Micah Rice: Seahawks' game can weather storm

Commentary: Micah Rice

By Micah Rice, Columbian sports editor

Published:

 

SEATTLE — The Northwest Vortex swallowed up the gentle Brees.

The wind swirled and the Seattle Seahawks defense swarmed.

And when the hot-dog wrappers settled, the Seahawks beat the New Orleans Saints on Saturday with a system that has whipped up playoff success over the years — stifling defense and power running.

Even in an NFL where passing records have fallen like raindrops, some things never go out of style.

Pass-happy offenses can be as fickle as the weather, especially in January. That's why Marshawn Lynch's 140-yard, two-touchdown game was so welcome for the Seahawks in their 23-15 NFC Divisional Playoff win Saturday.

There wasn't a repeat of his "Beast Quake," like the last time New Orleans and Seattle clashed in the playoffs. But several Beast Tremors wore down the Saints' defense, and the game clock when Seattle had to march into the wind.

Finally, the Saints' defensive foundation crumbled on Lynch's 31-yard touchdown run in the waning minutes of the game.

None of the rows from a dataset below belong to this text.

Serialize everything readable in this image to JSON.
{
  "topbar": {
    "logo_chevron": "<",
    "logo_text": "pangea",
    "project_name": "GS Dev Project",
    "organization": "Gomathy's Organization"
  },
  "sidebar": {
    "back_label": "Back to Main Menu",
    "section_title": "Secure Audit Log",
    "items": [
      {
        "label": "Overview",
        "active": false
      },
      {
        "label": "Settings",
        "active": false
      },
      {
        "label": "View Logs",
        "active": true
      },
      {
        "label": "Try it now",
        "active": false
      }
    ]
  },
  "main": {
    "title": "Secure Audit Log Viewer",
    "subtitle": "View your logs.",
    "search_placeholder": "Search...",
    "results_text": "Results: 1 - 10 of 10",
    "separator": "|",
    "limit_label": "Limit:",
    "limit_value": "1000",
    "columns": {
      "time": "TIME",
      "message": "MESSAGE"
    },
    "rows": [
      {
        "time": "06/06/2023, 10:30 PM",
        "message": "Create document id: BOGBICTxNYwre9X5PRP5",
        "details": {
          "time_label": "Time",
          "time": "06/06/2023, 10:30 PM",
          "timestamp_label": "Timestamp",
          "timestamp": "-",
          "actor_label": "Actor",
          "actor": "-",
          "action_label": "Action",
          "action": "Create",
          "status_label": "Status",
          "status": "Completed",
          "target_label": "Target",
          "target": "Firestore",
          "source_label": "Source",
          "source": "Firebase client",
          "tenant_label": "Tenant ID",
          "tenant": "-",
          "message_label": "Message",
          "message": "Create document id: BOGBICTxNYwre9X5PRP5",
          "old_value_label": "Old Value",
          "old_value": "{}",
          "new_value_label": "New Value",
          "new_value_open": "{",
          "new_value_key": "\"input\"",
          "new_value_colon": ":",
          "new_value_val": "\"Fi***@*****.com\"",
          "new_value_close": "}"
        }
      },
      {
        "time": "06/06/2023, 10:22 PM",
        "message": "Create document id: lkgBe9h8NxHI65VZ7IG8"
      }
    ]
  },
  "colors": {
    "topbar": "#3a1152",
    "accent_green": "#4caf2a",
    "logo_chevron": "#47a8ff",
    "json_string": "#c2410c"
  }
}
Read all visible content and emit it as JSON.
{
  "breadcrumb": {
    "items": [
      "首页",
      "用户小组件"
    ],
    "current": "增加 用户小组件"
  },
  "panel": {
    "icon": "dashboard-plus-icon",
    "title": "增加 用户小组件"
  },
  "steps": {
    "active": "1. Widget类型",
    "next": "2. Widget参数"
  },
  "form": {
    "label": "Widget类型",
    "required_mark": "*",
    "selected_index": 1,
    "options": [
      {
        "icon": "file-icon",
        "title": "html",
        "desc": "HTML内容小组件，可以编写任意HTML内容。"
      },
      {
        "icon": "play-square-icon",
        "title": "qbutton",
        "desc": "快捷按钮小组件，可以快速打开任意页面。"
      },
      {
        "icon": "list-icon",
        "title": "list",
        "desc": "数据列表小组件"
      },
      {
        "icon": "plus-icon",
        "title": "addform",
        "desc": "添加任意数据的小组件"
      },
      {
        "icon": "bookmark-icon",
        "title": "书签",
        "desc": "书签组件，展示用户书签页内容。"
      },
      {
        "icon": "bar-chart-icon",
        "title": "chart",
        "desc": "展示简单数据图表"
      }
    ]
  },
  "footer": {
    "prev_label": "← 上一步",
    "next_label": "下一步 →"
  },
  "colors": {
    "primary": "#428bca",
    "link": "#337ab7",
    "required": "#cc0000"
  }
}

"His running epitomizes what we are," fullback Michael Robinson said. "Toughness, strength, grit, he embodies the Seattle philosophy."

Lynch is a man of few words.

The recipient of NFL discipline for not talking to the media kept his post-game comments brief.

"It felt good," "Just run harder," "It's cool," were about all the dozen reporters around his locker got for answers Saturday.

That doesn't mean he can't fire up his teammates.

Lynch is a quintessential man of action in the show-don't-tell world of the playoffs.

"Marshawn is a guy you want to play harder for," center Max Unger said. "Like most NFL players, he is pretty quirky. We all have our issues. But it's just about getting 53 dudes in the same room and winning games."

Cornerback Richard Sherman is someone who shows and tells.

After helping stifle a future Hall of Famer in Drew Brees for three quarters, including a career-low 34 passing yards in the first half, Sherman wasn't shy about the aspirations this Seahawks defense has.

"The postseason is where you solidify your legacy," Sherman said. "Like the Pittsburgh Steelers or the '85 Chicago Bears or the Buccaneers that year they won."

If the Seahawks needed any extra spark, Saints tight end Jimmy Graham provided it during a couple of pregame verbal scrums. He got in linebacker Bruce Irvin's face two hours before the game. About an hour later, he and Sherman started jawing.

Graham backed up his words with one catch for eight yards.

"It's hard coming in here talking a big game," Sherman said. "You're coming into the wolf's den, throwing meat at them and slapping them in the face. He got us riled up. He woke up the DB group, and that's the last group you want to wake up."

A rematch now awaits, either against Week 1 opponent Carolina or NFC West rival San Francisco. Most Seahawks players expressed no preference, but receiver Golden Tate is rooting for Carolina.

"Statistically, you don't want to play a team three times," he said. "Especially a division opponent because they know what it's like to be here. Carolina, they don't know what it's like to be here in CenturyLink. That's a whole other game plan."

Whoever comes to Seattle next week, the Seahawks will have a game plan as dependable as winter rain in the Northwest.

And if the defense and power running game don't dry up next Sunday, the Seahawks have a good shot at punching their ticket to the Super Bowl.